Reconversion de la Chapelle Sainte-Geneviève

Au cœur du Parc régional de Lorraine, la reconversion de la Chapelle Sainte-Geneviève à Saint–Maurice-sous-les-Côtes est le fruit d’une rencontre portée par la volonté de valoriser le patrimoine existant sur un territoire rural: lui donner une seconde vie, transformer ce lieu de culte en lieu d’accueil pour les randonneurs ou les manifestations culturelles.

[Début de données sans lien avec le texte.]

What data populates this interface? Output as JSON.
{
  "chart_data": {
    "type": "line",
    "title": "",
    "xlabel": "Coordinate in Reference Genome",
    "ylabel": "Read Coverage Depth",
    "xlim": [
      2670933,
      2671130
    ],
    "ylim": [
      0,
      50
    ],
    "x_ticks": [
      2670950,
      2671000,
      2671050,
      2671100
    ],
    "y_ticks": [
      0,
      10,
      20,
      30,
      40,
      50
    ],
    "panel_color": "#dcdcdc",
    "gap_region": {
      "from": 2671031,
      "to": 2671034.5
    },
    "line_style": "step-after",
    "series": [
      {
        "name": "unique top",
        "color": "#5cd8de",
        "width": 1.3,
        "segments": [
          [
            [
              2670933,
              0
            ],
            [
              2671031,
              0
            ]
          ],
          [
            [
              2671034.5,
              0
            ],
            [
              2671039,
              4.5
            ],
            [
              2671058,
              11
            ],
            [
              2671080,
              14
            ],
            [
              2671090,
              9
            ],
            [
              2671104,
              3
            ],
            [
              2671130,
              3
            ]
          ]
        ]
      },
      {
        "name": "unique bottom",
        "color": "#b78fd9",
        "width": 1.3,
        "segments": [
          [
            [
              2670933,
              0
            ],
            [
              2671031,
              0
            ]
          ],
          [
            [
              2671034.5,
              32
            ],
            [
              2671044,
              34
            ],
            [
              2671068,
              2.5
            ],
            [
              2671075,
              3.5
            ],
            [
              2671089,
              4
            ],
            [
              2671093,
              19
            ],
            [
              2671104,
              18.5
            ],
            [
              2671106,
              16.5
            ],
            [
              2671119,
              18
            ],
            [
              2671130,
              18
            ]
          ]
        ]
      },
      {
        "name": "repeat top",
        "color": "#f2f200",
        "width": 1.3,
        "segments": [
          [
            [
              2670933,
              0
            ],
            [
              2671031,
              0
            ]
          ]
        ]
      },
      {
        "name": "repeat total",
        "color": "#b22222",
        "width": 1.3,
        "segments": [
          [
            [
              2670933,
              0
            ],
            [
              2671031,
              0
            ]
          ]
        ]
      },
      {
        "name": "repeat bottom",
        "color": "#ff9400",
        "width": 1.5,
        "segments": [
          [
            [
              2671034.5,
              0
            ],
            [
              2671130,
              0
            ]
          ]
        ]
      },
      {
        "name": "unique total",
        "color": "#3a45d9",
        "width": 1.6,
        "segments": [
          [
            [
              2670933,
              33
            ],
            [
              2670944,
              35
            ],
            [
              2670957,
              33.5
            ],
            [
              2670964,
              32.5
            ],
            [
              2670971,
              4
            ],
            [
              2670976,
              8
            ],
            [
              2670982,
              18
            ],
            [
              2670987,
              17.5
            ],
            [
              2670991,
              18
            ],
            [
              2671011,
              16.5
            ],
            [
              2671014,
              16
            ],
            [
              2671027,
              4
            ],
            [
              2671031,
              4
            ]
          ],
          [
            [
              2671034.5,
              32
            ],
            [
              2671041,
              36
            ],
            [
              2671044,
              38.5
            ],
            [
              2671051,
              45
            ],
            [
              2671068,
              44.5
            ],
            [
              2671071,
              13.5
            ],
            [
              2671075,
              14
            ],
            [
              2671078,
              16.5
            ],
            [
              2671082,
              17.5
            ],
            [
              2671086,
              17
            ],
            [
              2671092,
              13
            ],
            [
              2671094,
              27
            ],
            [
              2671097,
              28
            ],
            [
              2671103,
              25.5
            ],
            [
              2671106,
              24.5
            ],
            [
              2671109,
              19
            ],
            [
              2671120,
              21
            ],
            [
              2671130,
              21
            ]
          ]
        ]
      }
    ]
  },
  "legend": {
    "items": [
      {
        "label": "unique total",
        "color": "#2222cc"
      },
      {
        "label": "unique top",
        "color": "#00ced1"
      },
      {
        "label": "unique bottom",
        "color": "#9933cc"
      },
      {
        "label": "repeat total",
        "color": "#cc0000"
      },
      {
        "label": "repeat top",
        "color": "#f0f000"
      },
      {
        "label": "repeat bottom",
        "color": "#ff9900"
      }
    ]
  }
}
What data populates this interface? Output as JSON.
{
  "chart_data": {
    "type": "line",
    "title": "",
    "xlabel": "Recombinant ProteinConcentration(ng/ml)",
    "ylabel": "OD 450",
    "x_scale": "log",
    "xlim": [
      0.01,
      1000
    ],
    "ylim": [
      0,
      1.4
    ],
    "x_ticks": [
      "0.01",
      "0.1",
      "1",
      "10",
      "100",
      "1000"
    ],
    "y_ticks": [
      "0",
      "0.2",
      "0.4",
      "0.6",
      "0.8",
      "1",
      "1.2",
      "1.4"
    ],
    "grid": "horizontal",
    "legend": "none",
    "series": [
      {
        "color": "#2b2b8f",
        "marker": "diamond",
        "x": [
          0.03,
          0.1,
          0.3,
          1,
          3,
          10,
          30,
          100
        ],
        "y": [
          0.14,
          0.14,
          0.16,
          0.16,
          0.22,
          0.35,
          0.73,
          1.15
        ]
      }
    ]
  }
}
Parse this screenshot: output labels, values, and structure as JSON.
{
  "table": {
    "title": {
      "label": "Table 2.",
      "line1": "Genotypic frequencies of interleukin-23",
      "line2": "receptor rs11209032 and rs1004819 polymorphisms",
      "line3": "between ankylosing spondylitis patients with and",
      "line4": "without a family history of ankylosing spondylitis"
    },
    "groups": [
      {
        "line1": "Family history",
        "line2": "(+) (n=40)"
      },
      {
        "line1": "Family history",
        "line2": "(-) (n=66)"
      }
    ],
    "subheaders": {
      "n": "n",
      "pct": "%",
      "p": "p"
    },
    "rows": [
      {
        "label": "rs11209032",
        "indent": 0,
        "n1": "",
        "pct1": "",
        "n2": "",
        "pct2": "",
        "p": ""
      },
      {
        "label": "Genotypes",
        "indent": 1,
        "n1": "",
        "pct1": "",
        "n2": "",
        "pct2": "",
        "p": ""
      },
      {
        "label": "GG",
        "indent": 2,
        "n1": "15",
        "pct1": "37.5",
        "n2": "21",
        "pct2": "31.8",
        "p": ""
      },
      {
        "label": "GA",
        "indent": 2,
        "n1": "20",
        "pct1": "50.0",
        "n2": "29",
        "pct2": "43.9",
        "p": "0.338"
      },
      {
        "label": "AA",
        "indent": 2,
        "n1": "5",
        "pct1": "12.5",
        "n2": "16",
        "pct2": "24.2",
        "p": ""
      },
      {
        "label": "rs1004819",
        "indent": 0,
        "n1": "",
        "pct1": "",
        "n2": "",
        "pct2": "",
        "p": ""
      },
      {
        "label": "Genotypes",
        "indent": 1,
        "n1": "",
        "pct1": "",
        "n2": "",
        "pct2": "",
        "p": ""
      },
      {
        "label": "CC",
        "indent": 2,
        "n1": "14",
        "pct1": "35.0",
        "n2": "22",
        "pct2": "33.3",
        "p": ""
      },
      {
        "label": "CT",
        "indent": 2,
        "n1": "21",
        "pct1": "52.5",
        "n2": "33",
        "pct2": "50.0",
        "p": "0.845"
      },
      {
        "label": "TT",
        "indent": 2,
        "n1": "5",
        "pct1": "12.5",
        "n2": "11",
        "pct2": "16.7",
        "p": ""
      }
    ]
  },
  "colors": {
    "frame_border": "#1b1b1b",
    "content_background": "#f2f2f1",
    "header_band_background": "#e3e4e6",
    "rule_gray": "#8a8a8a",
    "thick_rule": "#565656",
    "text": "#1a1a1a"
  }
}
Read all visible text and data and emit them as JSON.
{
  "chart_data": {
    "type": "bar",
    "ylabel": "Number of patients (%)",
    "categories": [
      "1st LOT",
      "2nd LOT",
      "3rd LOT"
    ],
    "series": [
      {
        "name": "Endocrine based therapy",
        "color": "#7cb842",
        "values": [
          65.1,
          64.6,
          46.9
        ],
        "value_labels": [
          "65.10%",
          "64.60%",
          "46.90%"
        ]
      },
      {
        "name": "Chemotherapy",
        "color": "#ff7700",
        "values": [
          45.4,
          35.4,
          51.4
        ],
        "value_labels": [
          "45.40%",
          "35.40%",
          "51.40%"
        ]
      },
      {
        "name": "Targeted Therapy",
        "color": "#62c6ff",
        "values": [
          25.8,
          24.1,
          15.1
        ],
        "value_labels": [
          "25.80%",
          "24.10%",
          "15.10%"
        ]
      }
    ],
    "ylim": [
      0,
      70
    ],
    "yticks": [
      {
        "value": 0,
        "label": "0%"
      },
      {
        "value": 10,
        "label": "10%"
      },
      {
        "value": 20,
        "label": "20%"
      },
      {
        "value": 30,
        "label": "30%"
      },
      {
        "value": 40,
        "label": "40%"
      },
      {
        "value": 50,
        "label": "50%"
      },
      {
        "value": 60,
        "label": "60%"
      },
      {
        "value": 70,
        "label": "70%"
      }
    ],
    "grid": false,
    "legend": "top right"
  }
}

«Ce qui frappe d’emblée dans le travail de Katarina Malingrey et Caroline Leloup, c’est cette capacité à allier une approche pragmatique, un « bon sens paysan » qu’elles revendiquent, et un univers poétique qui en appelle à l’enfant qui demeure en chacun de nous. Raconter des histoires au travers de leur projet est au cœur de leur pratique. Il s’agit autant de se figurer des usages futurs, des postures, que de développer au sein même du quotidien, un imaginaire autour du projet et de ses significations. La petite extension de la chapelle Sainte-Geneviève, destinée à accueillir les randonneurs, devient ainsi « une belle au bois dormant » qui semble avoir toujours été là à nous attendre à la lisière de la forêt. Les quelques ampoules disposées sous la charpente suffisent à créer une atmosphère singulière. Les dispositifs architecturaux qu’elles mettent en place sont simples. Elles reprennent à leur compte les mots du paysagiste Gilles Clément, qui propose de faire avec et non contre. Faire avec les matériaux locaux, avec les artisans proches géographiquement parce que ça donne du sens à leur pratique qui intègre un vrai engagement écologique: connaître le lieu, utiliser le déjà-là, mettre en œuvre des matériaux respectueux de l’environnement.

Si elles choisissent souvent le bois dans leurs réalisations, c’est pour son intelligence constructive, mais aussi pour sa modularité qui permet une mise en œuvre rapide. à la chapelle, la répétition des fermettes à petits bois forme la voute de l’extension. Diminuer les sections et démultiplier les pièces permet au projet de se cristalliser dans sa structure. Cette attitude est décrite par les architectes comme étant avant tout pragmatique. Dans un contexte économique tendu, il n’existe aucune possibilité d’ajouter, d’habiller, de « décorer« . Cette stratégie permet de « faire architecture » quand la demande du maître d’ouvrage ne consiste qu’en une mise aux normes d’un existant. Inventer la commande, la simuler par des échanges entre elles, c’est élever le niveau d’exigence. Pour elles, c’est une façon d’exercer leur responsabilité en tant qu’architectes, dans une société qui estime souvent pouvoir se passer de leurs compétences.»